Development of the mathematical model of the biotreatment process of water-soluble gaseous emissions

Abstract

In the experimental research, the kinetic characteristics of hydrogen sulfide, sulfur dioxide and ammonia biooxidation were determined. It was found that the hydrogen sulfide and sulfur dioxide oxidation rates varied from 12 mg/g of biomass per hour in the region of the minimum pollution concentrations to the maximum value of 40 mg/g·h. As for ammonia, the variation range was 1.5–5 mg/g·h, respectively. The analytical description of the dependence of the specific degradation rate of pollutants on their concentration was proposed. The obtained quantitative values and variation nature of the specific oxidation rate prove the technological possibility of using the trickle-bed bioreactor for treatment of water-solvable gaseous emissions. Based on the experimental research, the mathematical description of the non-stationary biooxidation process of water-soluble gaseous hydrogen sulfide, sulfur dioxide and ammonia was developed.
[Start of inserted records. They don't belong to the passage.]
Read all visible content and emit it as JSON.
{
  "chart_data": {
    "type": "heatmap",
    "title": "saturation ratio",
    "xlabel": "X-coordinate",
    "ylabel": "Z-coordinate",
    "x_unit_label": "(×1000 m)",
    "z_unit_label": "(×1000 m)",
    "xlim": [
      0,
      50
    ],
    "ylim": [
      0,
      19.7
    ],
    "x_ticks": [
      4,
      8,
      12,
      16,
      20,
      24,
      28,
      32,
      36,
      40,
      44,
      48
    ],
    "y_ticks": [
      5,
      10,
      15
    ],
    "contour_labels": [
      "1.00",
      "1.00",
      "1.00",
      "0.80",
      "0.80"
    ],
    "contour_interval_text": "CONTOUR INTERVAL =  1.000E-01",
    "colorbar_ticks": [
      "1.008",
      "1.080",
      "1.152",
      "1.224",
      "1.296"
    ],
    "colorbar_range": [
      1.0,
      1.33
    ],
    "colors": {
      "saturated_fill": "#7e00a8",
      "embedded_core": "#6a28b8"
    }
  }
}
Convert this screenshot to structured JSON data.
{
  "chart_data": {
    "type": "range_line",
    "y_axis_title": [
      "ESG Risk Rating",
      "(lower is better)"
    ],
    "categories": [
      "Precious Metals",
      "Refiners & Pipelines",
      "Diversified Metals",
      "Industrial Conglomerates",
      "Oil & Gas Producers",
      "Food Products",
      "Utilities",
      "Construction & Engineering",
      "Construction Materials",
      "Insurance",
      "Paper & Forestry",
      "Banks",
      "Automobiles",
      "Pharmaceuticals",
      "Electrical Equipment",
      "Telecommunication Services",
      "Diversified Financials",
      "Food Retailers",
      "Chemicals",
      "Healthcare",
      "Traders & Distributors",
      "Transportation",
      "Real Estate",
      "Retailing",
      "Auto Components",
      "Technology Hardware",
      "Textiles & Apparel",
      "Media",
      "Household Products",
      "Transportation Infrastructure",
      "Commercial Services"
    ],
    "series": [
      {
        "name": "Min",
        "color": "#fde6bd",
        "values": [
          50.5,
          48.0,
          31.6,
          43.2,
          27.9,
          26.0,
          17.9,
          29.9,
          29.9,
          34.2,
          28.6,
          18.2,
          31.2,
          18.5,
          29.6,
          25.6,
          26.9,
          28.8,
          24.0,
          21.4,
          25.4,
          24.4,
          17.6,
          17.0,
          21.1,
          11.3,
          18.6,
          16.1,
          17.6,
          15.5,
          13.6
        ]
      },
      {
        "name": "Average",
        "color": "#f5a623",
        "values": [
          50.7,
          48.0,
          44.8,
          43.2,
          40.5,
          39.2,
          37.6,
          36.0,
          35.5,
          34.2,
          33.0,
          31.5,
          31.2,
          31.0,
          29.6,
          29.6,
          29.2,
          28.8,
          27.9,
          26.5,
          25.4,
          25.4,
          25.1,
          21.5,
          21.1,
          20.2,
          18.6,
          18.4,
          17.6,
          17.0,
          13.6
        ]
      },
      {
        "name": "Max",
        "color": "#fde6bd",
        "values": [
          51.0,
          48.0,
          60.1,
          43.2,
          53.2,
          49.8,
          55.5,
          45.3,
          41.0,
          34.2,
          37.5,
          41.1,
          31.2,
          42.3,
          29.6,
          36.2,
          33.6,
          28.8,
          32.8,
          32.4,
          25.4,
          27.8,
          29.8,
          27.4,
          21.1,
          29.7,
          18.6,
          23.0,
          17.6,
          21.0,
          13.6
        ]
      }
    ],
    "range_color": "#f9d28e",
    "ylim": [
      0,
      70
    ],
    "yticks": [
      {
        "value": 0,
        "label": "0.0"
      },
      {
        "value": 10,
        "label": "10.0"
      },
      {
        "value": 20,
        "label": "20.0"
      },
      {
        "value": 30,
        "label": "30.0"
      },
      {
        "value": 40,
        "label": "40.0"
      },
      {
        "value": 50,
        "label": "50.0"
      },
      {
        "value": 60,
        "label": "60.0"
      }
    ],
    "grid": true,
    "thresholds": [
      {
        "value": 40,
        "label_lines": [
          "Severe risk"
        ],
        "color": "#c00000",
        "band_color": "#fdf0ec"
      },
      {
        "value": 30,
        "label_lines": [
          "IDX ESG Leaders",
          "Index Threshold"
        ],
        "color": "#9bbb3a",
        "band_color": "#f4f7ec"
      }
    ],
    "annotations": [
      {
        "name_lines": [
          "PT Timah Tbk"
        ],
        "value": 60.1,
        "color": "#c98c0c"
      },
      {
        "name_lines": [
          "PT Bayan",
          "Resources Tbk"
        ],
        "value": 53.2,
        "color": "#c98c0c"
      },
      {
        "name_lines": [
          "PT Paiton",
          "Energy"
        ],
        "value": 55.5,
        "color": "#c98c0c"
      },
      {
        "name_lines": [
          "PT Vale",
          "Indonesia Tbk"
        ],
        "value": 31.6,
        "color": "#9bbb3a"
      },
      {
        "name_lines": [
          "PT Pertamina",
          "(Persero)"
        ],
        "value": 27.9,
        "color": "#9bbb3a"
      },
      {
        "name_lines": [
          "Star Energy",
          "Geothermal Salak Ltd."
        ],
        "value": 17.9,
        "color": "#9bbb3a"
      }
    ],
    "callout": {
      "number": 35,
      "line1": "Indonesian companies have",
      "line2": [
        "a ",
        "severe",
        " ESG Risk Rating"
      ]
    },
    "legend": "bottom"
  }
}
The developed mathematical model is based on the mass balance in the trickling layer of the bioreactor in the course of absorption and biodegradation processes. The analytical dependencies consider the emergence of dynamic balance between the harmful matter arrival intensity and oxidation. The state of dynamic balance determines the boundary of the bioreactor efficiency. The results allow evidence-based calculations of the hydrogen sulfide, sulfur dioxide and ammonia biotreatment process in the trickle-bed bioreactor.